Separação e divórcio sem culpas e a questão processual
“Conta Vítor Reina [na obra Culpabilidad Conjugal u Separatión, Divórcio o Nulidad] que o exame da culpa conjugal encontra sua origem no direito canônico, de um tempo de prevalência do direito cogente que dominava toda matéria matrimonial, sendo desígnio legislativo de que nada ficava à livre vontade das partes. […] e assim também acontecia no Brasil ao tempo do desquite regulado pelo Código Civil, que as soluções de casamentos rotos permaneciam entorpecidas, dado que os cônjuges estavam obrigados a esta vida em comum, e se esta obrigação não se regula exclusivamente por um direito privado correlativo, porque seu principal fundamento era a moralidade e a ordem pública, não podiam os cônjuges, por sua exclusiva vontade, se divorciar ou se separar. A sociedade e seus mais caros interesses quedariam entregues às paixões ou ao capricho dos cônjuges desavindos ou cansados do cumprimento de seus deveres. Foi a Igreja Cristã que trouxe ao mundo romano a concepção do casamento indissolúvel, por Cristo que veio restaurar a ordem sobrenatural transtornada pelo pecado de Adão e Eva, revelando, também, a vontade de Deus acerca da integração do homem e da mulher numa união inquebrantável das núpcias.” (apud Madaleno, 1999, p. 173).

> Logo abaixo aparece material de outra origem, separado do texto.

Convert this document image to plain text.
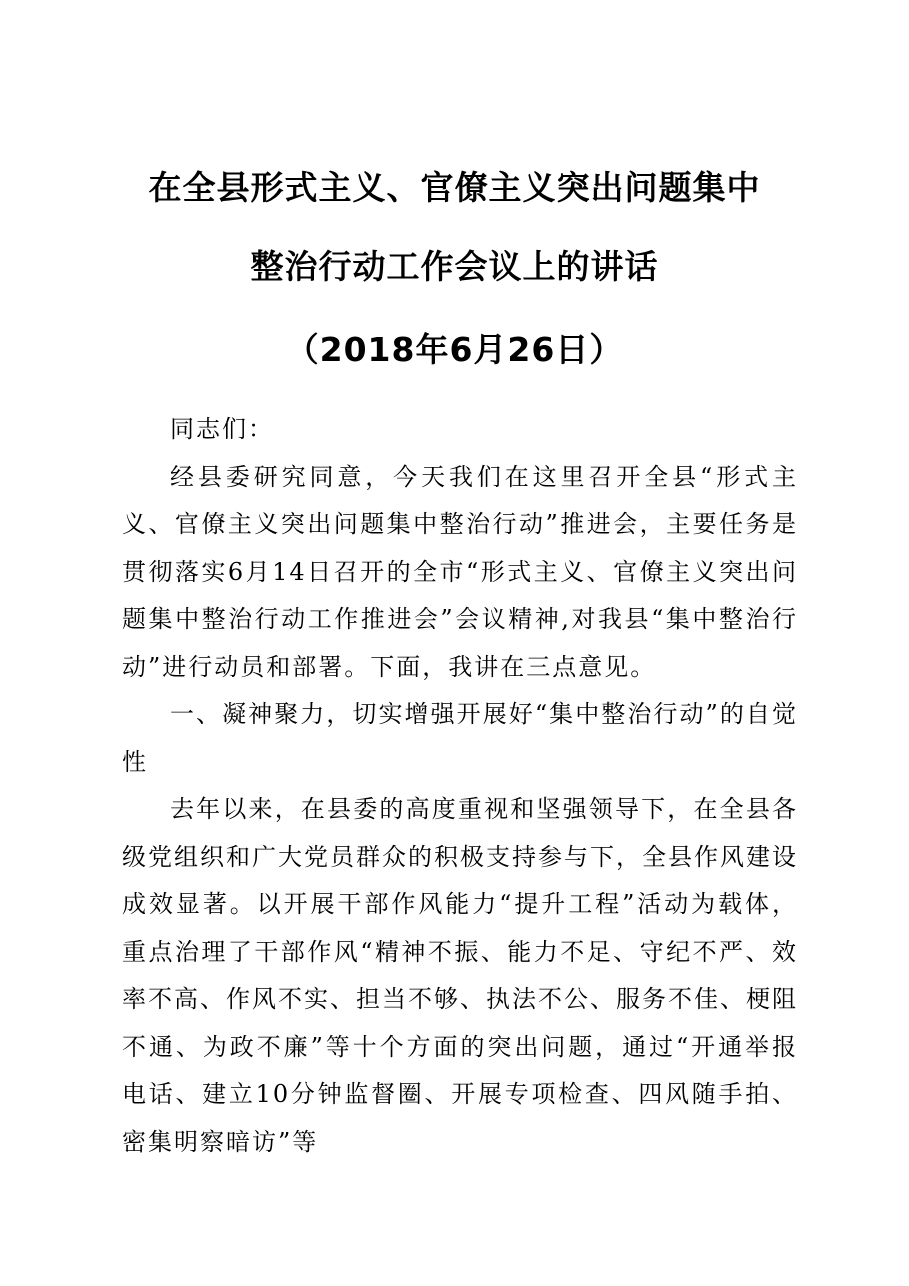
在全县形式主义、官僚主义突出问题集中
整治行动工作会议上的讲话
（2018年6月26日）

同志们：

经县委研究同意，今天我们在这里召开全县“形式主义、官僚主义突出问题集中整治行动”推进会，主要任务是贯彻落实6月14日召开的全市“形式主义、官僚主义突出问题集中整治行动工作推进会”会议精神,对我县“集中整治行动”进行动员和部署。下面，我讲在三点意见。

一、凝神聚力，切实增强开展好“集中整治行动”的自觉性

去年以来，在县委的高度重视和坚强领导下，在全县各级党组织和广大党员群众的积极支持参与下，全县作风建设成效显著。以开展干部作风能力“提升工程”活动为载体，重点治理了干部作风“精神不振、能力不足、守纪不严、效率不高、作风不实、担当不够、执法不公、服务不佳、梗阻不通、为政不廉”等十个方面的突出问题，通过“开通举报电话、建立10分钟监督圈、开展专项检查、四风随手拍、密集明察暗访”等
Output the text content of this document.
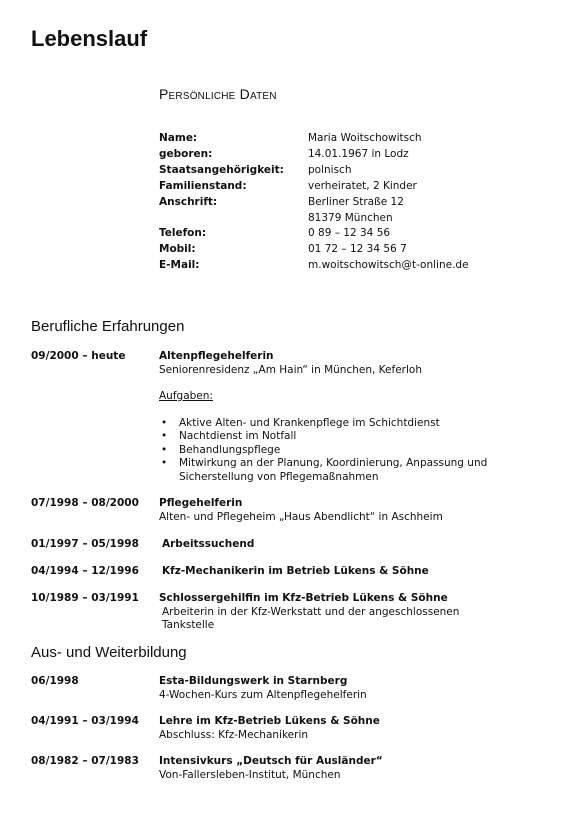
Lebenslauf
Persönliche Daten
Name:	Maria Woitschowitsch
geboren:	14.01.1967 in Lodz
Staatsangehörigkeit:	polnisch
Familienstand:	verheiratet, 2 Kinder
Anschrift:	Berliner Straße 12
81379 München
Telefon:	0 89 – 12 34 56
Mobil:	01 72 – 12 34 56 7
E-Mail:	m.woitschowitsch@t-online.de
Berufliche Erfahrungen
09/2000 – heute	Altenpflegehelferin
Seniorenresidenz „Am Hain“ in München, Keferloh
Aufgaben:
• Aktive Alten- und Krankenpflege im Schichtdienst
• Nachtdienst im Notfall
• Behandlungspflege
• Mitwirkung an der Planung, Koordinierung, Anpassung und
Sicherstellung von Pflegemaßnahmen
07/1998 – 08/2000 Pflegehelferin
Alten- und Pflegeheim „Haus Abendlicht“ in Aschheim
01/1997 – 05/1998 Arbeitssuchend
04/1994 – 12/1996 Kfz-Mechanikerin im Betrieb Lükens & Söhne
10/1989 – 03/1991 Schlossergehilfin im Kfz-Betrieb Lükens & Söhne
Arbeiterin in der Kfz-Werkstatt und der angeschlossenen
Tankstelle
Aus- und Weiterbildung
06/1998	Esta-Bildungswerk in Starnberg
4-Wochen-Kurs zum Altenpflegehelferin
04/1991 – 03/1994 Lehre im Kfz-Betrieb Lükens & Söhne
Abschluss: Kfz-Mechanikerin
08/1982 – 07/1983 Intensivkurs „Deutsch für Ausländer“
Von-Fallersleben-Institut, München
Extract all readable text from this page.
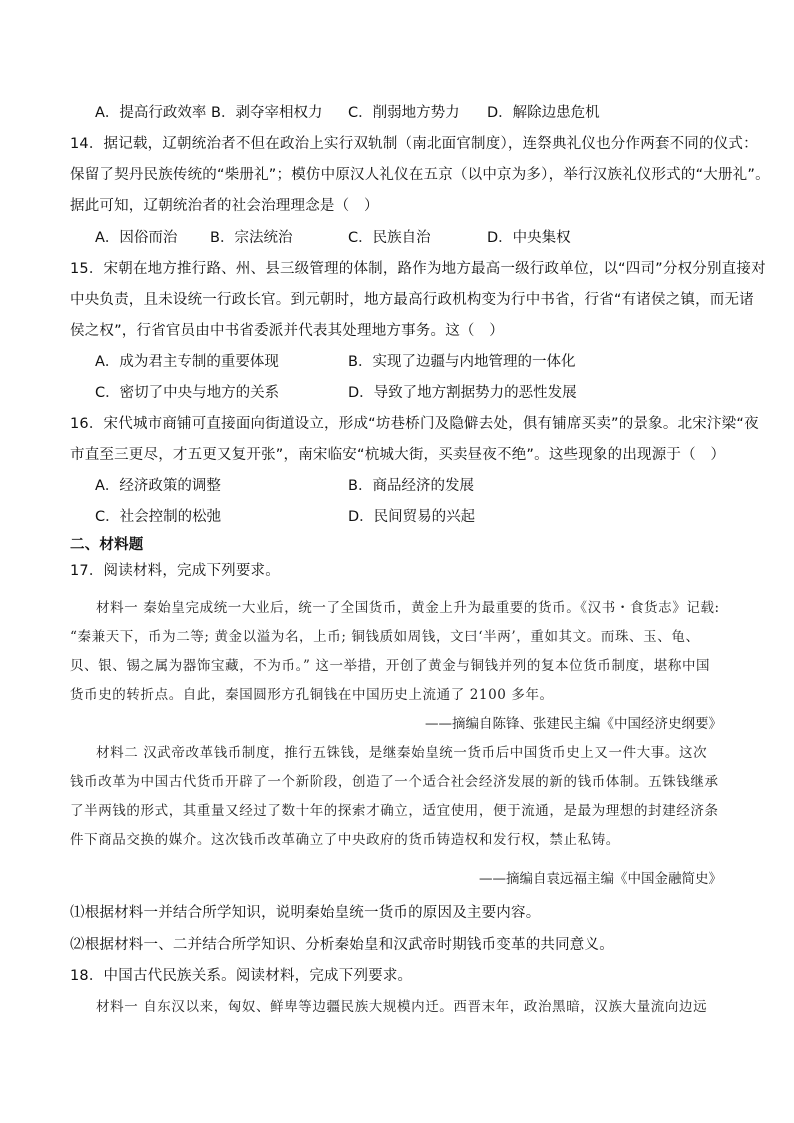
A．提高行政效率 B．剥夺宰相权力 C．削弱地方势力 D．解除边患危机
14．据记载，辽朝统治者不但在政治上实行双轨制（南北面官制度），连祭典礼仪也分作两套不同的仪式：
保留了契丹民族传统的“柴册礼”；模仿中原汉人礼仪在五京（以中京为多），举行汉族礼仪形式的“大册礼”。
据此可知，辽朝统治者的社会治理理念是（　）
A．因俗而治 B．宗法统治	C．民族自治	D．中央集权
15．宋朝在地方推行路、州、县三级管理的体制，路作为地方最高一级行政单位，以“四司”分权分别直接对
中央负责，且未设统一行政长官。到元朝时，地方最高行政机构变为行中书省，行省“有诸侯之镇，而无诸
侯之权”，行省官员由中书省委派并代表其处理地方事务。这（　）
A．成为君主专制的重要体现	B．实现了边疆与内地管理的一体化
C．密切了中央与地方的关系	D．导致了地方割据势力的恶性发展
16．宋代城市商铺可直接面向街道设立，形成“坊巷桥门及隐僻去处，俱有铺席买卖”的景象。北宋汴梁“夜
市直至三更尽，才五更又复开张”，南宋临安“杭城大街，买卖昼夜不绝”。这些现象的出现源于（　）
A．经济政策的调整	B．商品经济的发展
C．社会控制的松弛	D．民间贸易的兴起
二、材料题
17．阅读材料，完成下列要求。
材料一 秦始皇完成统一大业后，统一了全国货币，黄金上升为最重要的货币。《汉书・食货志》记载:
“秦兼天下，币为二等; 黄金以溢为名，上币; 铜钱质如周钱，文曰‘半两’，重如其文。而珠、玉、龟、
贝、银、锡之属为器饰宝藏，不为币。” 这一举措，开创了黄金与铜钱并列的复本位货币制度，堪称中国
货币史的转折点。自此，秦国圆形方孔铜钱在中国历史上流通了 2100 多年。
——摘编自陈锋、张建民主编《中国经济史纲要》
材料二 汉武帝改革钱币制度，推行五铢钱，是继秦始皇统一货币后中国货币史上又一件大事。这次
钱币改革为中国古代货币开辟了一个新阶段，创造了一个适合社会经济发展的新的钱币体制。五铢钱继承
了半两钱的形式，其重量又经过了数十年的探索才确立，适宜使用，便于流通，是最为理想的封建经济条
件下商品交换的媒介。这次钱币改革确立了中央政府的货币铸造权和发行权，禁止私铸。
——摘编自袁远福主编《中国金融简史》
⑴根据材料一并结合所学知识，说明秦始皇统一货币的原因及主要内容。
⑵根据材料一、二并结合所学知识、分析秦始皇和汉武帝时期钱币变革的共同意义。
18．中国古代民族关系。阅读材料，完成下列要求。
材料一 自东汉以来，匈奴、鲜卑等边疆民族大规模内迁。西晋末年，政治黑暗，汉族大量流向边远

Você sabe que o anterior Código Civil (1916) tratava da separação judicial (desquite) nos artigos 315 a 324. E o desquite litigioso, promovido por um dos cônjuges, só teria lugar por adultério, tentativa de morte, sevícia ou injúria grave e abandono voluntário do lar conjugal durante dois anos contínuos (artigo 317), mediante exame da culpa. Ao lado havia o desquite consensual (artigo 318). (cf. Alves, 1917, p. 257-262).
Depois os mencionados artigos do Código Civil, com o advento da Lei do Divórcio (1977), foram revogados expressamente (cf. Lei 6515/1977, art. 54) e o artigo 5.º previu a possibilidade de separação judicial litigiosa, quando um dos cônjuges imputar ao outro conduta desonrosa ou qualquer ato que importe em grave violação dos deveres do casamento e torne insuportável a vida em comum. Sem exame de culpa veio a separação consensual para casos de ruptura de vida conjugal de mais de cinco anos consecutivos. (artigo 5.º, § 1.º) e o divórcio indireto, por conversão da separação judicial (artigo 25).
Posteriormente a Constituição Federal de 1988 autorizou o divórcio indireto, por conversão de ação de separação, após um ano da separação e autorizou também o divórcio direto quando comprovada separação de fato por mais de dois anos (artigo 226, § 6.º).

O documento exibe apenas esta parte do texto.